Sex therapists say that while watersports are not a common practice, plenty of healthy, consenting adults engage in them for an array of reasons."There are indeed people who do it as an act of anger," said Gloria Brame, a Georgia-based licensed therapist and author of the book "Different Loving." "But there are a lot of people who think it's groovy. . . . It's a breaking of taboo."Taboo breakers, however, are rarely viewed fondly by mainstream society, and many assume people who engage in unusual sex acts suffer some form of mental disorder.

The American Psychiatric Association puts sexual fetishes under the category of paraphilia, a disorder that could involve all manner of acts that deviate from what is considered normal sexual activity. But for the disorder to be officially diagnosed in a person, the sexual act in question must result in "clinically significant" mental distress or social impairment.
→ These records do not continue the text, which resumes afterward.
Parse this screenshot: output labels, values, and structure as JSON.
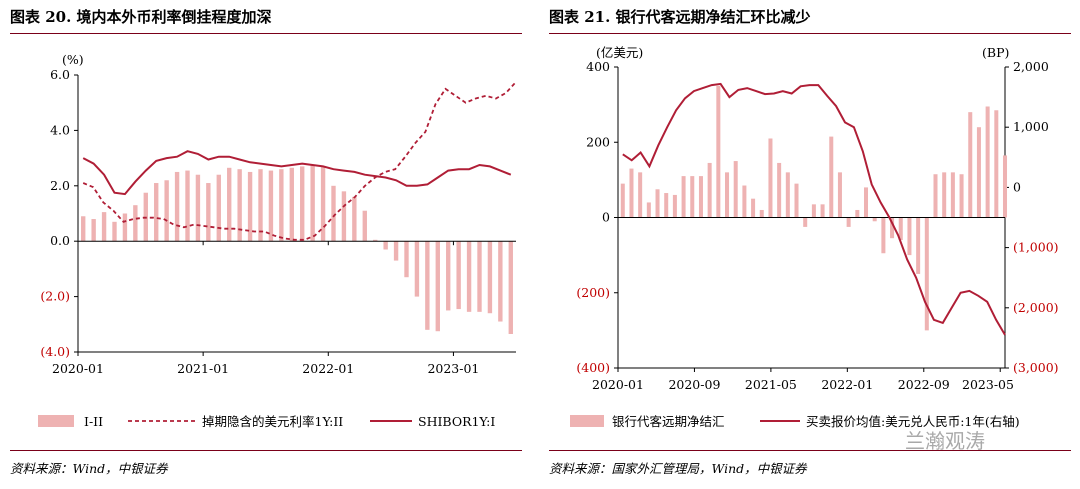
{
  "panels": {
    "left": {
      "title": "图表 20.  境内本外币利率倒挂程度加深",
      "source": "资料来源：Wind，中银证券"
    },
    "right": {
      "title": "图表 21.  银行代客远期净结汇环比减少",
      "source": "资料来源：国家外汇管理局，Wind，中银证券"
    }
  },
  "watermark": "兰瀚观涛",
  "chart_data": [
    {
      "type": "bar+line",
      "title": "境内本外币利率倒挂程度加深",
      "ylabel": "(%)",
      "ylim": [
        -4.0,
        6.0
      ],
      "yticks": [
        "6.0",
        "4.0",
        "2.0",
        "0.0",
        "(2.0)",
        "(4.0)"
      ],
      "ytick_values": [
        6,
        4,
        2,
        0,
        -2,
        -4
      ],
      "xlim": [
        0,
        42
      ],
      "xticks": [
        {
          "label": "2020-01",
          "i": 0
        },
        {
          "label": "2021-01",
          "i": 12
        },
        {
          "label": "2022-01",
          "i": 24
        },
        {
          "label": "2023-01",
          "i": 36
        }
      ],
      "series": [
        {
          "name": "I-II",
          "kind": "bar",
          "values": [
            0.9,
            0.8,
            1.05,
            0.7,
            1.0,
            1.3,
            1.75,
            2.1,
            2.2,
            2.5,
            2.55,
            2.4,
            2.1,
            2.4,
            2.65,
            2.6,
            2.5,
            2.6,
            2.55,
            2.6,
            2.65,
            2.7,
            2.75,
            2.7,
            2.0,
            1.8,
            1.6,
            1.1,
            0.05,
            -0.3,
            -0.7,
            -1.3,
            -2.0,
            -3.2,
            -3.25,
            -2.5,
            -2.45,
            -2.55,
            -2.55,
            -2.6,
            -2.9,
            -3.35
          ]
        },
        {
          "name": "掉期隐含的美元利率1Y:II",
          "kind": "dashed-line",
          "values": [
            2.1,
            1.95,
            1.4,
            1.1,
            0.7,
            0.8,
            0.85,
            0.85,
            0.8,
            0.6,
            0.5,
            0.6,
            0.55,
            0.5,
            0.45,
            0.45,
            0.4,
            0.35,
            0.35,
            0.2,
            0.1,
            0.05,
            0.05,
            0.2,
            0.55,
            0.95,
            1.3,
            1.6,
            2.0,
            2.3,
            2.5,
            2.6,
            3.05,
            3.55,
            3.95,
            4.95,
            5.5,
            5.25,
            5.0,
            5.15,
            5.25,
            5.15,
            5.35,
            5.75
          ]
        },
        {
          "name": "SHIBOR1Y:I",
          "kind": "line",
          "values": [
            3.0,
            2.8,
            2.4,
            1.75,
            1.7,
            2.15,
            2.55,
            2.9,
            3.0,
            3.05,
            3.25,
            3.15,
            2.95,
            3.05,
            3.05,
            2.95,
            2.85,
            2.8,
            2.75,
            2.7,
            2.75,
            2.8,
            2.75,
            2.7,
            2.6,
            2.55,
            2.5,
            2.4,
            2.35,
            2.3,
            2.2,
            2.0,
            2.0,
            2.05,
            2.3,
            2.55,
            2.6,
            2.6,
            2.75,
            2.7,
            2.55,
            2.4
          ]
        }
      ]
    },
    {
      "type": "bar+line",
      "title": "银行代客远期净结汇环比减少",
      "ylabel": "(亿美元)",
      "ylabel_right": "(BP)",
      "ylim": [
        -400,
        400
      ],
      "ylim_right": [
        -3000,
        2000
      ],
      "yticks": [
        "400",
        "200",
        "0",
        "(200)",
        "(400)"
      ],
      "ytick_values": [
        400,
        200,
        0,
        -200,
        -400
      ],
      "yticks_right": [
        "2,000",
        "1,000",
        "0",
        "(1,000)",
        "(2,000)",
        "(3,000)"
      ],
      "ytick_values_right": [
        2000,
        1000,
        0,
        -1000,
        -2000,
        -3000
      ],
      "xlim": [
        0,
        40.5
      ],
      "xticks": [
        {
          "label": "2020-01",
          "i": 0
        },
        {
          "label": "2020-09",
          "i": 8
        },
        {
          "label": "2021-05",
          "i": 16
        },
        {
          "label": "2022-01",
          "i": 24
        },
        {
          "label": "2022-09",
          "i": 32
        },
        {
          "label": "2023-05",
          "i": 40
        }
      ],
      "series": [
        {
          "name": "银行代客远期净结汇",
          "kind": "bar",
          "values": [
            90,
            130,
            120,
            40,
            75,
            65,
            60,
            110,
            110,
            110,
            145,
            350,
            120,
            150,
            85,
            50,
            20,
            210,
            145,
            120,
            90,
            -25,
            35,
            35,
            215,
            120,
            -25,
            20,
            80,
            -10,
            -95,
            -55,
            -60,
            -100,
            -150,
            -300,
            115,
            120,
            120,
            115,
            280,
            240,
            295,
            285,
            165
          ]
        },
        {
          "name": "买卖报价均值:美元兑人民币:1年(右轴)",
          "kind": "line",
          "axis": "right",
          "values": [
            550,
            450,
            580,
            350,
            700,
            1000,
            1280,
            1480,
            1600,
            1650,
            1700,
            1720,
            1500,
            1620,
            1650,
            1600,
            1550,
            1560,
            1600,
            1560,
            1680,
            1700,
            1700,
            1520,
            1350,
            1080,
            1000,
            600,
            50,
            -250,
            -500,
            -800,
            -1200,
            -1500,
            -1900,
            -2200,
            -2250,
            -2000,
            -1750,
            -1720,
            -1800,
            -1900,
            -2200,
            -2450
          ]
        }
      ]
    }
  ]
}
Until 1973, the APA's Diagnostic and Statistical Manual of Mental Health listed homosexuality as a paraphilia. Clearly, psychiatry changes with the times."As American society gets more open about sexual practices, the APA is loath to put in a disorder category any act that's happening between two consenting adults," said William Narrow, associate director of the APA's research division.
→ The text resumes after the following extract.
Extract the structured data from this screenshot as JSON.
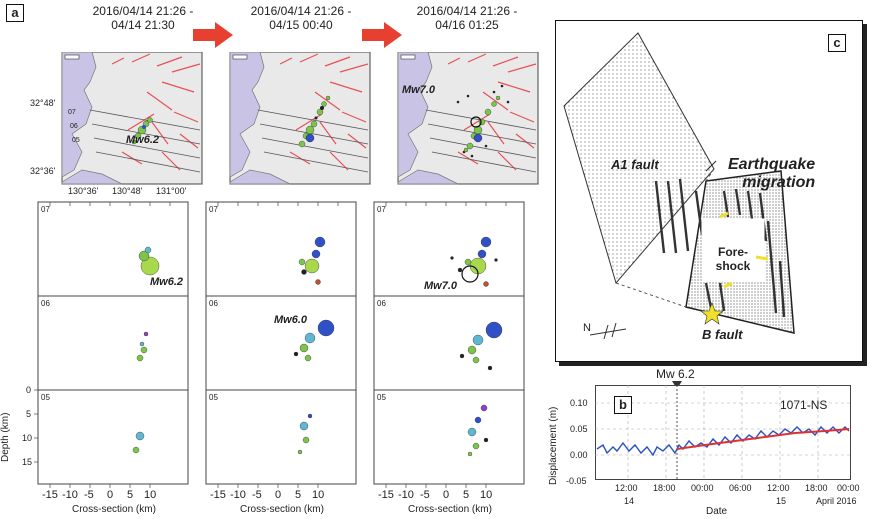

"There has been some scientific debate as to whether these paraphilias should actually be classified as mental disorders or not."Margie Nichols, a New Jersey sex therapist and member of the American Association of Sexuality Educators, Counselors and Therapists, puts it this way: "If it's consensual between two adults, who cares? It's unusual, that's all."Many in the sexual education field are pushing for the APA to further de-pathologize non-typical sexual acts like watersports and S&M, with the caveat that they are performed between consenting adults."People are going to stigmatize sexual behavior anyway, you don't need a diagnostic manual to do that," said Russell Stambaugh, a sex therapist in Ann Arbor, Mich. "This is not a public health menace. An act doesn't constitute a mental disorder."Which is not to say the behavior lacks a psychoanalytical component.

Many believe the enjoyment of more adventurous forms of sexual activity has roots in an individual's past.

"Tell me how you were loved as a child,
and I'll tell you how you make love as an adult,"
said Joe
Kort,
a therapist and an adjunct professor of gay and lesbian studies at Wayne
State University.

Patients who engage in watersports, Kort said, have often traced their
desires back to issues surrounding potty training. Or perhaps moments when they
wet their pants and were humiliated."Some of these moments can become so painful
to deal with, the psyche blocks it, buries it down," Kort said. "But nothing
stays locked down. It will come out somewhere and you will re-enact it until you
heal it. It's sort of like trauma turns into triumph.

The event becomes eroticized."


Then there are those, experts say, who, despite our societal norms, simply find the act of urinating sexy."It's a very intimate sort of act," said Susan Wright of the National Coalition for Sexual Freedom, an advocacy group based in Baltimore. "It's a little naughty, a little exciting, a little titillating. I think it really is considered a very innocuous sort of activity."

Rex W. Huppke is a Tribune reporter.